Phil Clegg said:
I run PestPatrol immediately after running MS AntiSpy and
find a dozen or so spyware intruders that were mmissed.
Both systems were updated each time.
PestPatrol is known to issue false positives. Several months when I
tested, PestPatrol reported that I had the Bonz[a]iBuddy pest so I
followed through all their manual eradication instructions but nothing
of what they described was found on my system. Yesterday it reported
that I had the IstBar pest but it false triggered on an old mciwndx.ocx
ActiveX/OLE control that is part of the Microsoft VisualBasic v5
redistributable runtime library that many products include in their
install or required (some still proliferate the old VB5 runtime instead
of the newer VB6 runtime which, I believe, no longer includes that OLE
module). So PestPatrol triggered on just the filename rather than
looking at the contents of the file or was triggering on a file that is
part of another product or provides support for many products of which
the pest may also make use of (but then the pest also makes use of the
Win32 API for it to run). It also alerted on URLs to anonymizer.com in
my Favorites folder (which I occasionally use to anonymously and more
protectively visit unknown sites, like those listed in newsgroups) and
for the URL shortcut in my Favorites to experts-exhange.com which
operates a forum where you can get help (or offer it).
Be leery of alerts from PestPatrol since too many times they are bogus.
These false positives have always been symptomatic of PestPatrol.

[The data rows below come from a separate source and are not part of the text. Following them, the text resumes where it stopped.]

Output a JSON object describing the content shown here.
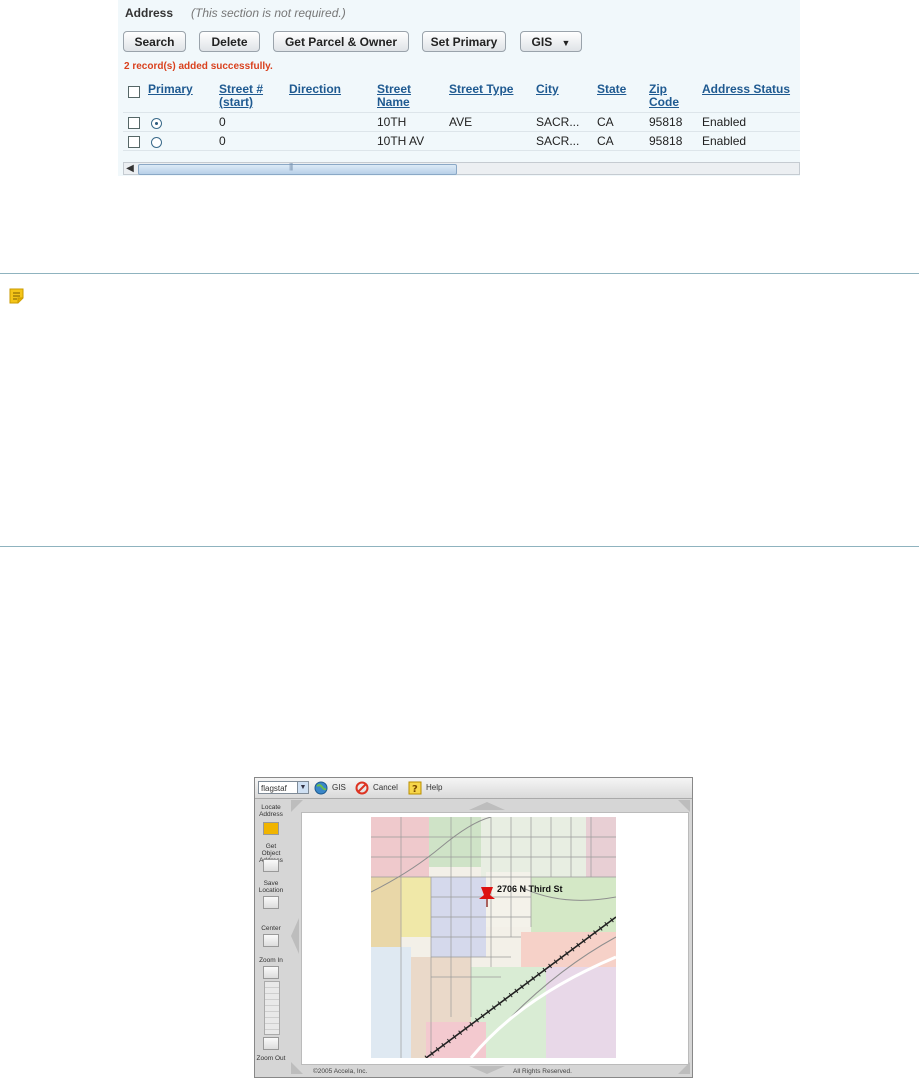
{
  "address_section": {
    "title": "Address",
    "note": "(This section is not required.)",
    "buttons": {
      "search": "Search",
      "delete": "Delete",
      "get_parcel_owner": "Get Parcel & Owner",
      "set_primary": "Set Primary",
      "gis": "GIS"
    },
    "success_message": "2 record(s) added successfully.",
    "columns": {
      "primary": "Primary",
      "street_no_1": "Street #",
      "street_no_2": "(start)",
      "direction": "Direction",
      "street_name_1": "Street",
      "street_name_2": "Name",
      "street_type": "Street Type",
      "city": "City",
      "state": "State",
      "zip_1": "Zip",
      "zip_2": "Code",
      "address_status": "Address Status"
    },
    "rows": [
      {
        "primary_selected": true,
        "street_no": "0",
        "direction": "",
        "street_name": "10TH",
        "street_type": "AVE",
        "city": "SACR...",
        "state": "CA",
        "zip": "95818",
        "status": "Enabled"
      },
      {
        "primary_selected": false,
        "street_no": "0",
        "direction": "",
        "street_name": "10TH AV",
        "street_type": "",
        "city": "SACR...",
        "state": "CA",
        "zip": "95818",
        "status": "Enabled"
      }
    ]
  },
  "map_viewer": {
    "layer_select": "flagstaf",
    "toolbar": {
      "gis": "GIS",
      "cancel": "Cancel",
      "help": "Help"
    },
    "side_tools": {
      "locate_1": "Locate",
      "locate_2": "Address",
      "getobj_1": "Get Object",
      "getobj_2": "Address",
      "save_1": "Save",
      "save_2": "Location",
      "center": "Center",
      "zoom_in": "Zoom In",
      "zoom_out": "Zoom Out"
    },
    "pin_label": "2706 N Third St",
    "footer_left": "©2005 Accela, Inc.",
    "footer_right": "All Rights Reserved."
  },
  "colors": {
    "link": "#1f5a91",
    "success": "#d9411e",
    "panel": "#f1f8fb",
    "divider": "#8fb3bf"
  }
}
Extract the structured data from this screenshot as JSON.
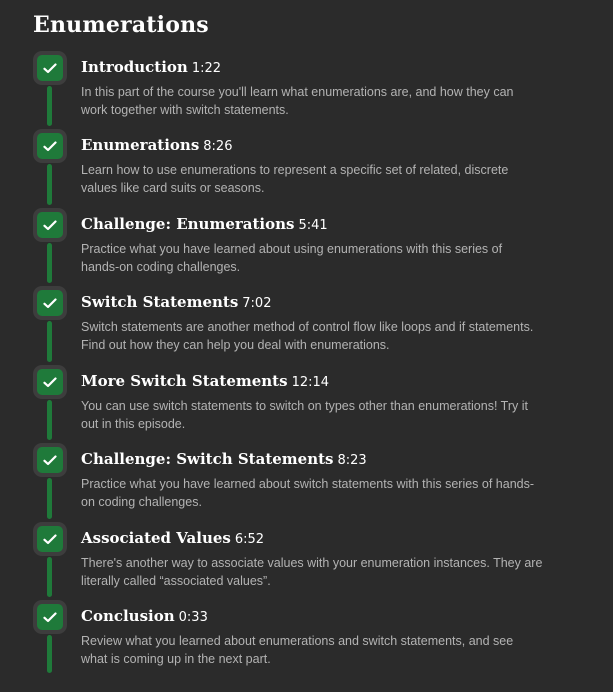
{
  "section": {
    "title": "Enumerations"
  },
  "episodes": [
    {
      "title": "Introduction",
      "duration": "1:22",
      "description": "In this part of the course you'll learn what enumerations are, and how they can work together with switch statements.",
      "completed": true
    },
    {
      "title": "Enumerations",
      "duration": "8:26",
      "description": "Learn how to use enumerations to represent a specific set of related, discrete values like card suits or seasons.",
      "completed": true
    },
    {
      "title": "Challenge: Enumerations",
      "duration": "5:41",
      "description": "Practice what you have learned about using enumerations with this series of hands-on coding challenges.",
      "completed": true
    },
    {
      "title": "Switch Statements",
      "duration": "7:02",
      "description": "Switch statements are another method of control flow like loops and if statements. Find out how they can help you deal with enumerations.",
      "completed": true
    },
    {
      "title": "More Switch Statements",
      "duration": "12:14",
      "description": "You can use switch statements to switch on types other than enumerations! Try it out in this episode.",
      "completed": true
    },
    {
      "title": "Challenge: Switch Statements",
      "duration": "8:23",
      "description": "Practice what you have learned about switch statements with this series of hands-on coding challenges.",
      "completed": true
    },
    {
      "title": "Associated Values",
      "duration": "6:52",
      "description": "There's another way to associate values with your enumeration instances. They are literally called “associated values”.",
      "completed": true
    },
    {
      "title": "Conclusion",
      "duration": "0:33",
      "description": "Review what you learned about enumerations and switch statements, and see what is coming up in the next part.",
      "completed": true
    }
  ],
  "icons": {
    "check": "checkmark-icon"
  },
  "colors": {
    "background": "#2b2b2b",
    "check_fill": "#1f7a3a",
    "check_frame": "#3d3d3d",
    "connector": "#1f7a3a",
    "title_text": "#ffffff",
    "description_text": "#b3b3b3"
  }
}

That's why I won't waste my money buying it and will just continue to
use their free online scanner at
www.pestscan.com (which itself
downloads and executes an ActiveX control, as do most of the online
scanners) and then wade through their manual eradication instructions
should it report any claimed infestations. I've also had false
positives from SpySweeper, one of which was simply because I had a
*folder* named Finance in my Favorites. I have yet to get a false
positive from Ad-Aware or Spybot S&D but I'm not saying that it doesn't
happen. With PestPatrol, you can use their database to lookup the pest
to read their manual removal instructions to see if you really are
infected with what they claim you have. For some pests, the
instructions can be long and tedious.